Most people associate design with how a product looks and feels, the interface, and the flow of the experience. However, using ML, we must design how the product functions and feels. That is, the model as well as the interface.
However, there are some general guidelines that you can follow to ensure that your AI system is effective and user-friendly.
One important consideration is the level of control that users have over the system. In some cases, it may be desirable for users to have a high degree of control, while in others it may be more effective to allow the system to make more decisions on its own. Another key factor is the level of transparency of the system. Again, this will vary depending on the application, but in general, it is important to make sure that users understand how the system works and why it is making certain decisions.

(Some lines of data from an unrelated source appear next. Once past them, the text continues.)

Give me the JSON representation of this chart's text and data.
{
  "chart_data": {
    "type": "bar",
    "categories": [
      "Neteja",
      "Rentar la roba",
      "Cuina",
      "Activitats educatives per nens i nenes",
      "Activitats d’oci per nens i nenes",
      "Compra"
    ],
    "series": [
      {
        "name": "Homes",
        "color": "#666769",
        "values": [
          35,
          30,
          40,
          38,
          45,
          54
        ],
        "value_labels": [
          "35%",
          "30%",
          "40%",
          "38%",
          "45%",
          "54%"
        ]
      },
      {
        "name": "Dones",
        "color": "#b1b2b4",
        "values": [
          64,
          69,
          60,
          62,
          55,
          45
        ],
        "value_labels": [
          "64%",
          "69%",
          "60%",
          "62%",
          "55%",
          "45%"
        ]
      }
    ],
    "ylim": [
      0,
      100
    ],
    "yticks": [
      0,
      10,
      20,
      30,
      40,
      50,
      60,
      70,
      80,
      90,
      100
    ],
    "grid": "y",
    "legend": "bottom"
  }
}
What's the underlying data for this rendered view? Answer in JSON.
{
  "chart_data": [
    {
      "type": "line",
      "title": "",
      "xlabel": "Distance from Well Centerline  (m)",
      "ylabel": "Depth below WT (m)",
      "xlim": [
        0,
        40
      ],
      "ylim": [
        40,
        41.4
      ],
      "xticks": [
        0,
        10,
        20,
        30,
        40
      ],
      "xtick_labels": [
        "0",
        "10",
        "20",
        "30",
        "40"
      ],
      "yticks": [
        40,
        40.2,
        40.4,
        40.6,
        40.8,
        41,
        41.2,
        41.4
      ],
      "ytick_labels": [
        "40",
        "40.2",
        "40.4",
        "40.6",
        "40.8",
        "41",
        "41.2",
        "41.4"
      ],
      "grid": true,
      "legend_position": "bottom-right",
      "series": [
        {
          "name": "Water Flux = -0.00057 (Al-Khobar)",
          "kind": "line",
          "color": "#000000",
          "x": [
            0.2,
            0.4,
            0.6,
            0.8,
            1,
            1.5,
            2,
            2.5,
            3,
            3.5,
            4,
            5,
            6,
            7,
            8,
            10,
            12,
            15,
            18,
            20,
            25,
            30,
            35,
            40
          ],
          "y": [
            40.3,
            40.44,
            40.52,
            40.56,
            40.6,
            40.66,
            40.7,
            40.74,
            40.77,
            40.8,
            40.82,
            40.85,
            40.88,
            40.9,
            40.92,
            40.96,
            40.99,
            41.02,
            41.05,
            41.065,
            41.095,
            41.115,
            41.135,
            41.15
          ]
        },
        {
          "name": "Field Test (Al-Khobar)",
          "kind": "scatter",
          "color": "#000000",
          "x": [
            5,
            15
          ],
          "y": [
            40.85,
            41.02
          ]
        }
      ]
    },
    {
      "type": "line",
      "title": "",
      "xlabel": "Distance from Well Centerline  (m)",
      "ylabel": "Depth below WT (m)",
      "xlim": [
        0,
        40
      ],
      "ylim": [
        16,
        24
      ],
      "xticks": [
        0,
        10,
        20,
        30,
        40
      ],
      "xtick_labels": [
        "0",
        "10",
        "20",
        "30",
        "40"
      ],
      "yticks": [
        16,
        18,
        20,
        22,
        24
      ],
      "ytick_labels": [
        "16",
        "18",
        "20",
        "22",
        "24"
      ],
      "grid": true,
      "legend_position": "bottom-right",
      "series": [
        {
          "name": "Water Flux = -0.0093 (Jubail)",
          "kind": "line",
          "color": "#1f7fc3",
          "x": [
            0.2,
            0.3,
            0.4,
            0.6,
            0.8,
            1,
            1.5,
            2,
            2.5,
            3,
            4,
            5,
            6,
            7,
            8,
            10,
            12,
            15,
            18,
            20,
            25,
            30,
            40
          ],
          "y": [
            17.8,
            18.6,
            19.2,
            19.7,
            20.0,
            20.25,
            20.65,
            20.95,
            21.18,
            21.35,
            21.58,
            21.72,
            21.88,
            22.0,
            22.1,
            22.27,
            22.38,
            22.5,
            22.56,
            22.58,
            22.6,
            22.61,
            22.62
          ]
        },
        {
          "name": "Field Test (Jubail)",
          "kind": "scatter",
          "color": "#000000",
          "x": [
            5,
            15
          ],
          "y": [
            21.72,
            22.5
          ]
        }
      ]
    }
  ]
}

Some design guidelines you could use when designing AI products are:
- The ability to define user requirements as data exploration questions and machine learning challenges.
- Continually collecting data on how users interact with the system and using this information to improve the design of future iterations.
- Anticipate the user’s needs and provide relevant information before they even ask for it. This can be done through things like alerts or notifications, which can keep the user informed of what’s going on without them having to constantly check back with the system.
- Prototyping using Wizard of Oz techniques for usability testing before final production.
- Ability to test datasets and models.
Conclusion
The future of AI interaction design is shrouded in potential but fraught with uncertainty. But despite the challenges, several factors suggest that ML will play an increasingly important role in the field of UX design. As you are more involved in machine learning as a designer, you begin to explore ways to use it to create more efficient, effective, and satisfying user experiences.